Hacker News new | ask | show | jobs
by naoqj 1559 days ago
If you need images of the same exact size for them to look the same then there is no point to having new codecs.
1 comments

OP is saying you need them to be the same to make the image quality difference more obvious. If you shrunk the other codecs to the size the AVIF version is at, you’d see much worse visual artifacts. If you increased AVIF to be the same size as the others, you’d get better relative image quality.

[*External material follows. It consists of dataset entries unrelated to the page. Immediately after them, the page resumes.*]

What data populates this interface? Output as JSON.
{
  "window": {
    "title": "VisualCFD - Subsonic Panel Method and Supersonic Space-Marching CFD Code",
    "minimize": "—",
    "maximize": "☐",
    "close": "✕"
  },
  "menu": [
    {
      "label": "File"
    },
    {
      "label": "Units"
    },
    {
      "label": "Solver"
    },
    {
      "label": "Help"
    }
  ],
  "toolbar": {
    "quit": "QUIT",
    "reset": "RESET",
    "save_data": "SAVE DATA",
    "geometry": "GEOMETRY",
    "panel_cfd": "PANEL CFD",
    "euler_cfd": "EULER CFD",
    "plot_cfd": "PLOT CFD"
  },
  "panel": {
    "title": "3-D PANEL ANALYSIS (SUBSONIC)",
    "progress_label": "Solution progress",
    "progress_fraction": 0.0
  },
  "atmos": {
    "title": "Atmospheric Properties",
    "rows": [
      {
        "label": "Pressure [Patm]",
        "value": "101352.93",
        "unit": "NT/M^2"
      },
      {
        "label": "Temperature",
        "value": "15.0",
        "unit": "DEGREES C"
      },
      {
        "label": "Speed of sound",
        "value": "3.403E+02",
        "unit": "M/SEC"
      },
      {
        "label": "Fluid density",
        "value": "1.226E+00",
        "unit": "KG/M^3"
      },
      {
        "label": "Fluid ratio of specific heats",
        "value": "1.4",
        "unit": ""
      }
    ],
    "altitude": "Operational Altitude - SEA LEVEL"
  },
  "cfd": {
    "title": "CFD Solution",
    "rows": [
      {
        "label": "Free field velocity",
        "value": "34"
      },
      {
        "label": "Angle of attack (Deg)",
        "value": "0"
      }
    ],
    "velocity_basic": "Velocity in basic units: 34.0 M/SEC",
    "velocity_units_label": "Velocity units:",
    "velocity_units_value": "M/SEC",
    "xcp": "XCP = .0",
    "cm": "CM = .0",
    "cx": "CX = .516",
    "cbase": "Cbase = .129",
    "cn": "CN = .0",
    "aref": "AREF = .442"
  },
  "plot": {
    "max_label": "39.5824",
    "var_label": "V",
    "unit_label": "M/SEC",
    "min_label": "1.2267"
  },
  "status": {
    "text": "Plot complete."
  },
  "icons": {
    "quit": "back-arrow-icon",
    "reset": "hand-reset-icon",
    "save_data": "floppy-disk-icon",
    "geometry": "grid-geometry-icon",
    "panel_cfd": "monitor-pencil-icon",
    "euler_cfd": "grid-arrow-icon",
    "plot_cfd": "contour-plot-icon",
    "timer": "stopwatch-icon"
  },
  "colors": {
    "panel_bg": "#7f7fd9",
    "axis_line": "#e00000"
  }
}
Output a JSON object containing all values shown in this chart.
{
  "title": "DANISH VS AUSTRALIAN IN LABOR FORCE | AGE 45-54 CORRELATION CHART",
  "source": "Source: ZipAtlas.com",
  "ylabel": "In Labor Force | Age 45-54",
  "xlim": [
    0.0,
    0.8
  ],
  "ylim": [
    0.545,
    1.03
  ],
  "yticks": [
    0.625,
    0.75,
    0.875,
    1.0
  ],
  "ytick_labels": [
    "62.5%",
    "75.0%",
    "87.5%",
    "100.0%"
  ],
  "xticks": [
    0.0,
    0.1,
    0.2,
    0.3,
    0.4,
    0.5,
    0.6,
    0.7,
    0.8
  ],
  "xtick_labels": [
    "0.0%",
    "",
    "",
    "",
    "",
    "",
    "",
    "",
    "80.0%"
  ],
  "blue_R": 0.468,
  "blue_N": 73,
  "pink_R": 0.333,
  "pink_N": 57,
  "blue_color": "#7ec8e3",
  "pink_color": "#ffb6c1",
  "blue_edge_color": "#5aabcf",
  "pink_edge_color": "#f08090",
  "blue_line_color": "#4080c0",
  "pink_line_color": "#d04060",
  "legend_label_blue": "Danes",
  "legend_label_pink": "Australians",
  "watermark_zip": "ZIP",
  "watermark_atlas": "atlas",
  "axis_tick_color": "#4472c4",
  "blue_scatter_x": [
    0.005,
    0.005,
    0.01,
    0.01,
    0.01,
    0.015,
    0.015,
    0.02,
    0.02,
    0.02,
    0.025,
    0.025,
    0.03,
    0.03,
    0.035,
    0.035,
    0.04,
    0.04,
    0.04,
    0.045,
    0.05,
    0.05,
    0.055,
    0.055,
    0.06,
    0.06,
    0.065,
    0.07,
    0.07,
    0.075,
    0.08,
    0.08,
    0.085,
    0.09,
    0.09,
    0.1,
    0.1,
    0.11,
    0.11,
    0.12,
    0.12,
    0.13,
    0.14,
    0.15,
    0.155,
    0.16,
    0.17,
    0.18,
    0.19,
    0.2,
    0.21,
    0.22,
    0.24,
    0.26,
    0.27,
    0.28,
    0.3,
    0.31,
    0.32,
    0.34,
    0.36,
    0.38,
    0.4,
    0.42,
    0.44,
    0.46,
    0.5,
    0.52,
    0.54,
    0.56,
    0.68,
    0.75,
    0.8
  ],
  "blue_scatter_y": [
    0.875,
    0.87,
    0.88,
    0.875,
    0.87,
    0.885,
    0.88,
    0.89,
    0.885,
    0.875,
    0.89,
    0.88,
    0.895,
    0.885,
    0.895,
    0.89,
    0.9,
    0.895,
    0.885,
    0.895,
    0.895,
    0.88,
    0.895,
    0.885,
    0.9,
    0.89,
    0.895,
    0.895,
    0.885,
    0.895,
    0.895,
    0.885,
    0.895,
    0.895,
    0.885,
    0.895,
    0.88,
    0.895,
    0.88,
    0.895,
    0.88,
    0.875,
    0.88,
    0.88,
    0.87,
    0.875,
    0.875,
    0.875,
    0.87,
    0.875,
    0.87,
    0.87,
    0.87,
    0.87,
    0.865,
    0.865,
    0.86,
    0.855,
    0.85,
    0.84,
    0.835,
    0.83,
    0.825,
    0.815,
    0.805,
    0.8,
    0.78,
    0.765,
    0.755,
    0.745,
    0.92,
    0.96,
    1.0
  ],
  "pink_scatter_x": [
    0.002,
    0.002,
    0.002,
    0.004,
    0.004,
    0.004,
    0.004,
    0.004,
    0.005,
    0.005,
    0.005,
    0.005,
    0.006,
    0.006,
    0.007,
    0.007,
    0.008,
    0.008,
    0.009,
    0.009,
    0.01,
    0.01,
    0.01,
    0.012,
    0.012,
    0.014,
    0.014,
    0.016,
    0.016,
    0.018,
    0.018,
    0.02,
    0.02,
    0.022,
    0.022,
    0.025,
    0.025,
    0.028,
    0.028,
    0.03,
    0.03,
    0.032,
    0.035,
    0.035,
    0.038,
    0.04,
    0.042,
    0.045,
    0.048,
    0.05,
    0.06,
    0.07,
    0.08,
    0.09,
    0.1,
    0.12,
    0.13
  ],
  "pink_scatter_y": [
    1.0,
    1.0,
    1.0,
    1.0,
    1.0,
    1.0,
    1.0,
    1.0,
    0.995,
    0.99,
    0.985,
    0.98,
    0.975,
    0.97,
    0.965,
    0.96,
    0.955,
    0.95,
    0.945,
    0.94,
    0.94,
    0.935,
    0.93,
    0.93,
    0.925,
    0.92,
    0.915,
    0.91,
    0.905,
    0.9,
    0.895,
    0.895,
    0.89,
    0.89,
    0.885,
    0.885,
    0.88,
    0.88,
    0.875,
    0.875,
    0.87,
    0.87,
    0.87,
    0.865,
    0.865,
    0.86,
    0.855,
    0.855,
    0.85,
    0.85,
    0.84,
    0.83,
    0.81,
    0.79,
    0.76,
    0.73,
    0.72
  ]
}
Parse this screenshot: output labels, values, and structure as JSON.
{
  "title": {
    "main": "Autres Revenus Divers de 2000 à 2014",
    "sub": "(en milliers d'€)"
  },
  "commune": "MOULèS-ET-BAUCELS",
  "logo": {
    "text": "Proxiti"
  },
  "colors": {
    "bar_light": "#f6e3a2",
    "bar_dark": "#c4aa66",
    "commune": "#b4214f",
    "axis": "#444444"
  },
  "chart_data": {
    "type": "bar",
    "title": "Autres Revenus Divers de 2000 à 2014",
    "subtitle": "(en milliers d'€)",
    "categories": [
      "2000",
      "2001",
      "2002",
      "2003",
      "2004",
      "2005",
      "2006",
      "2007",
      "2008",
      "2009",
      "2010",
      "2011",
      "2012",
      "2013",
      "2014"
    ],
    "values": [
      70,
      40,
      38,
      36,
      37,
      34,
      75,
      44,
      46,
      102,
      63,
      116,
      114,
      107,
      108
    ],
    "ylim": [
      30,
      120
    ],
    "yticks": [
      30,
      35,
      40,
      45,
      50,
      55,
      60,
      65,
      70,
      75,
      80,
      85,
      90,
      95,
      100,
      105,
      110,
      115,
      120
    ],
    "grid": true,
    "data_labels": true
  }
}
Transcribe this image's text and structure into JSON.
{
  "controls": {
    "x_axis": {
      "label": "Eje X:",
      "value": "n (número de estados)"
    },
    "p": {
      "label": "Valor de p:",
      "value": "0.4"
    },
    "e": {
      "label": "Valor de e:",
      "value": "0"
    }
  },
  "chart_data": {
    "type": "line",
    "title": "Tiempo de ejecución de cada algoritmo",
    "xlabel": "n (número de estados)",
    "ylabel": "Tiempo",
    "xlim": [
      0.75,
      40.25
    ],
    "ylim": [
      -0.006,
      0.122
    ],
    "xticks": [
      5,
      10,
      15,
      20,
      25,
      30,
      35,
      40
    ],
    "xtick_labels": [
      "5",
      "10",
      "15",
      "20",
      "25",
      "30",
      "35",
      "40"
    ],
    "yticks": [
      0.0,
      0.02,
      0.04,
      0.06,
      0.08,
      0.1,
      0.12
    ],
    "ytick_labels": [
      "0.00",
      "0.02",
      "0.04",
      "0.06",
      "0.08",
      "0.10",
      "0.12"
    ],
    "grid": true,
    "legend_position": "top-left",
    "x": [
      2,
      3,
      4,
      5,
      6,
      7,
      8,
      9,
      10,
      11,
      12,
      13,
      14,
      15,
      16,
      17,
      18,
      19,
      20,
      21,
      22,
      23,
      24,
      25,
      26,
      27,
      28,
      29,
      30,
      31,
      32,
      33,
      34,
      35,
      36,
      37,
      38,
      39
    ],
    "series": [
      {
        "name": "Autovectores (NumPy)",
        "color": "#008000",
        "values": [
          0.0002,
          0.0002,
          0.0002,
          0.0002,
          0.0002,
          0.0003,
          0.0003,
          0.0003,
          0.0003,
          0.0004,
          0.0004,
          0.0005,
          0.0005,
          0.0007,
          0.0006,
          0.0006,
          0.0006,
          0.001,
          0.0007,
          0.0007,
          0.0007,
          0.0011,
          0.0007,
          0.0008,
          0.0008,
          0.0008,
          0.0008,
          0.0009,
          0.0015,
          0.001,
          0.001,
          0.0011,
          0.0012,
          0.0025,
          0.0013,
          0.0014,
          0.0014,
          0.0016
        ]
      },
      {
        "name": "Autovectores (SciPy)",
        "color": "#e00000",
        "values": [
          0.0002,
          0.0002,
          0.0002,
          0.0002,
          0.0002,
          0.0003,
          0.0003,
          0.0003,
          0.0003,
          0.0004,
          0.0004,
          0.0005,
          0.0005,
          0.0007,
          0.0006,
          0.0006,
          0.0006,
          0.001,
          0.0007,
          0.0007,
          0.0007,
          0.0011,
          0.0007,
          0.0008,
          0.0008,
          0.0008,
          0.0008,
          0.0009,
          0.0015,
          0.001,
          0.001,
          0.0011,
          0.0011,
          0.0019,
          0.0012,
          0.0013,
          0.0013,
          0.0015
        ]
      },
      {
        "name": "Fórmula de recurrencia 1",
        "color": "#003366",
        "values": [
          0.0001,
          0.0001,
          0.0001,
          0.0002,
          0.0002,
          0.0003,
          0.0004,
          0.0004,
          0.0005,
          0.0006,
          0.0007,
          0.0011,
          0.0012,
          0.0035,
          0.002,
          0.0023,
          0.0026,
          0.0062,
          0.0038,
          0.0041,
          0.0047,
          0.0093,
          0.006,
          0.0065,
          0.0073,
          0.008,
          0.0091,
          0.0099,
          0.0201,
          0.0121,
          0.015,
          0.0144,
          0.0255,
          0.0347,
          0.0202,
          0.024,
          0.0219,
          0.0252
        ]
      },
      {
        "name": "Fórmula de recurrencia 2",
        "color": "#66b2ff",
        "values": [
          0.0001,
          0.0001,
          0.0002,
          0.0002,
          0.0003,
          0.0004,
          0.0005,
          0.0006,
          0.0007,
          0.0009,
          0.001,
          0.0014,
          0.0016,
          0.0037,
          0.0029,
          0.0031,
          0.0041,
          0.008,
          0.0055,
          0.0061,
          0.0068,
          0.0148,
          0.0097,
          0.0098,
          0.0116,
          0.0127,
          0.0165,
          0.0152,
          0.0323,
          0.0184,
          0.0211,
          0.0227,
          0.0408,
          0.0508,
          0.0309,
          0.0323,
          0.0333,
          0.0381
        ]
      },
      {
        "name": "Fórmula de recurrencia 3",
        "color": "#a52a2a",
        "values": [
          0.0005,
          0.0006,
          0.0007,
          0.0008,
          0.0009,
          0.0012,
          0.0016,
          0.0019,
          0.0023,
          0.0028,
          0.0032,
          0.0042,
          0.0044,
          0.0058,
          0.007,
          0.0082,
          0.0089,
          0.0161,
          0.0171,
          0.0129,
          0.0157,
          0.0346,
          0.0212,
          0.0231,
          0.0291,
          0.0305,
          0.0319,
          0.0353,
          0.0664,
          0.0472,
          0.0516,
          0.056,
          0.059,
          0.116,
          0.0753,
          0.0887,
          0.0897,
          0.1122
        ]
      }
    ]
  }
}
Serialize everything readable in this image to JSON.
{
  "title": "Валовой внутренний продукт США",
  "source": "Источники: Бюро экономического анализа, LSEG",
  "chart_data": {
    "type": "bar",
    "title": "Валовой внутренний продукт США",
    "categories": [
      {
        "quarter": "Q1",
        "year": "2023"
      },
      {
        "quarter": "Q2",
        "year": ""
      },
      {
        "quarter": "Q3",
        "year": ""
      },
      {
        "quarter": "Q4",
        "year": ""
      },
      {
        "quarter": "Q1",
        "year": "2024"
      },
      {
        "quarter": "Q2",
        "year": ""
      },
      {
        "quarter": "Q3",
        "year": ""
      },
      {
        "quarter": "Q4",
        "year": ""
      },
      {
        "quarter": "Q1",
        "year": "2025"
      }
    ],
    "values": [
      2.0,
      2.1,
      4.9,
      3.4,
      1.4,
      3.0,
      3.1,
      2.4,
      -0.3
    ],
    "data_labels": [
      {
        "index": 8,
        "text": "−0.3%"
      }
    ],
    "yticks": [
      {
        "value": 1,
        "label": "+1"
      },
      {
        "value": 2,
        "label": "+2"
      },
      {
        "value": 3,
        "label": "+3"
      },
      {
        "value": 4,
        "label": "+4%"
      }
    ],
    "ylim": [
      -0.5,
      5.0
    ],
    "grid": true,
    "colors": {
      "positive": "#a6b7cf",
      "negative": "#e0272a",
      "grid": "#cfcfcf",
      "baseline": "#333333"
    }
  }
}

The article is trying to demonstrate how much more compression is achieved by trying to keep relative image quality the same. That’s fine normally but when you have a broad population looking at it then it’s going to be a lot of nitpicking which isn’t helpful when you’re trying to communicate about the codec quality (and no benchmark is perfect but it’s pretty clear that AVIF is roughly 20% or better than H265 if I recall correctly - good luck being able to measure a 20% relative difference in image quality by hand).

Exactly. Many people are insensitive to blurring / smearing artifacts, and so what you very often see is a comparison between an old codec at a medium bitrate with noticeable artifacts (e.g. JPEG picking and ringing) and a new codec at a low bitrate with different artifacts that the author just didn't notice. It's no longer a 1:1 comparison. Is the modern codec still better? Probably, but unless the new codec is identical to the old one with less bitrate (hint: it rarely is), you can't prove it with differently sized comparison images.
It cuts both ways though which is what I’m trying to say. Humans can’t say “this artifact is 20% worse”. Everyone has a subjective opinion.

I disagree thought mostly about the codec characterization. H265/AV1 are definitely higher quality at the same bitrate. The test I used is to find the bitrate that artifacts started to be noticeable. H265 was 15-20% smaller bitrate consistently (across multiple people surveyed, not just me). I could definitely believe that AV1 manages a similar feat above that.